Its most recent splash was an agreement with Iberostar, the Spanish operator of all-inclusive resorts, which was signed last November and added some 70 hotels to IHG’s system as the company’s 18th brand. For IHG, it was all about being where its customers are and wanted them to be. “Culturally, we’re very similar, like-minded organizations; so, we decided this was a perfect way to have our 18th brand and be in a segment we’ve been looking at for some time,” Maalouf said.

CONVERTING REAL ESTATE

Maloouf is a brand leader now but his background in commercial real estate allows him a perspicacity over the market. Consider office buildings, which went dark during COVID and have yet to fill up thereafter, especially in urban core markets. It may never attain its pre-pandemic normalcy and the trend has already left some landlords defaulting on their loans. However, conversion from office to hotel is easier said than done. “It’s hard,” he said, alluding to the design obstacles, such as large floor plates and bathrooms and elevators in the center.

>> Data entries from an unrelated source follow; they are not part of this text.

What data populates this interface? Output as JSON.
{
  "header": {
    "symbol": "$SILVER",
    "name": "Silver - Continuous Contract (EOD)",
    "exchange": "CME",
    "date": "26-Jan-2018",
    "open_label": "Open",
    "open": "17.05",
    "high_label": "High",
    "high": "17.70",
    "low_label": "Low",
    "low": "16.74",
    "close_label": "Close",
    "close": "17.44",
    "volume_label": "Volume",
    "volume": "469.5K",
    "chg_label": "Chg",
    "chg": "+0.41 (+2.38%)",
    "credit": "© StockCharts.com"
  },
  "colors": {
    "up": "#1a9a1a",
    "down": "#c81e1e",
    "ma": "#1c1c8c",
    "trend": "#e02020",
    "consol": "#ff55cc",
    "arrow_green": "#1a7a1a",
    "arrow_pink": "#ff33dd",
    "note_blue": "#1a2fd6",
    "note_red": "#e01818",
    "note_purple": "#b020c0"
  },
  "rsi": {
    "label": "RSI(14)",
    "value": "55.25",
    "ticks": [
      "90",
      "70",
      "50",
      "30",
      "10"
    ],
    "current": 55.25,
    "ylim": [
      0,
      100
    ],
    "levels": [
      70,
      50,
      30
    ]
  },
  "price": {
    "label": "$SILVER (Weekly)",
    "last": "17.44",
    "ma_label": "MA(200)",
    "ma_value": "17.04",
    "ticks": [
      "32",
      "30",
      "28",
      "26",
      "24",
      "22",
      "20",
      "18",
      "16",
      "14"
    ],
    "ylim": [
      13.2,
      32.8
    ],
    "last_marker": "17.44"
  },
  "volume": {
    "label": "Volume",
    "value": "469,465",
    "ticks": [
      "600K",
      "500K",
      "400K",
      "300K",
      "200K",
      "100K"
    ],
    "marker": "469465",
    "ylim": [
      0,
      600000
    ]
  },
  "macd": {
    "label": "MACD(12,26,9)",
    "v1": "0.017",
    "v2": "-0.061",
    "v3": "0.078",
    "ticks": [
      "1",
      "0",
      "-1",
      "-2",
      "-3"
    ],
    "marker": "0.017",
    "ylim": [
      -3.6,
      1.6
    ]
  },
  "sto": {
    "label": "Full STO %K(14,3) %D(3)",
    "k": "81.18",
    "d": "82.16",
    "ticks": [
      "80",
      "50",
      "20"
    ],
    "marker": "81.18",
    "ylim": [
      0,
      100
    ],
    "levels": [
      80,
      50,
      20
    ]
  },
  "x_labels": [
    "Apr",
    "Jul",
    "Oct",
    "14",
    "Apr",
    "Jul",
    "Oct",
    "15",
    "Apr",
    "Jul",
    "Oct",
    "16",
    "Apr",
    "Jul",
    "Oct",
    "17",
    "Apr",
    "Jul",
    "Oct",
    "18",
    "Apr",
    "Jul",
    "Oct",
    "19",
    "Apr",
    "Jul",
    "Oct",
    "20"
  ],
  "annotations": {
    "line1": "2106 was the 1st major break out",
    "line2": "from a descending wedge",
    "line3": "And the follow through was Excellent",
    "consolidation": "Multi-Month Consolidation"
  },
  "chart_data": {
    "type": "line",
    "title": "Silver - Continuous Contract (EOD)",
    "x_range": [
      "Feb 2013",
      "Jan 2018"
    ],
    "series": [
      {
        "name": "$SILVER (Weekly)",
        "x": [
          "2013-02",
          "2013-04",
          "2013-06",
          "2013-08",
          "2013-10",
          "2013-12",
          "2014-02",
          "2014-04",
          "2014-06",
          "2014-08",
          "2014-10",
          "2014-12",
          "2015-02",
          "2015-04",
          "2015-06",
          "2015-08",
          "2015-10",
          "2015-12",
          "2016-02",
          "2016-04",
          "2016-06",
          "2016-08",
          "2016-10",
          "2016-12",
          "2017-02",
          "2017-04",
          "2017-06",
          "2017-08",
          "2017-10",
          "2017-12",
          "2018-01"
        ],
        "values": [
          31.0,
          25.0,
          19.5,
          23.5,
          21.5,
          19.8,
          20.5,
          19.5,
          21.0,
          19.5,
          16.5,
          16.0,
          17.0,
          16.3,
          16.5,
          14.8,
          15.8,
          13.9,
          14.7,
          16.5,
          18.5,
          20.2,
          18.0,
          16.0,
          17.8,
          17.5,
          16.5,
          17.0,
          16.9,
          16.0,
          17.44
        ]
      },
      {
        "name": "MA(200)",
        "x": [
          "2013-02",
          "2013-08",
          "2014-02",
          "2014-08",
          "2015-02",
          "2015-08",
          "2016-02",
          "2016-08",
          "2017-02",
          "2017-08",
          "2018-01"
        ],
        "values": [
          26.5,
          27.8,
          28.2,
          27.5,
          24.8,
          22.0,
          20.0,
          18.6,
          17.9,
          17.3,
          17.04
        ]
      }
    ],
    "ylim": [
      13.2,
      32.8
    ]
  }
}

“What you need for hotels are independent units, with their own bathrooms, with their own HVAC. That’s why going from residential to hotel is much easier.”

Office-to-hotel conversions are going to happen, Maloouf said, “because the demand for office is clearly shrinking around the world.”

Beyond development, Maalouf carries optimism for the future of hospitality, banking on a continuance of traveler demand despite a contrail of inflation and higher interest rates. And, relative to air travel, hotels are still a great value. “Look at where the airlines have driven their fares?” he said. “Hotels are the bargain, right?”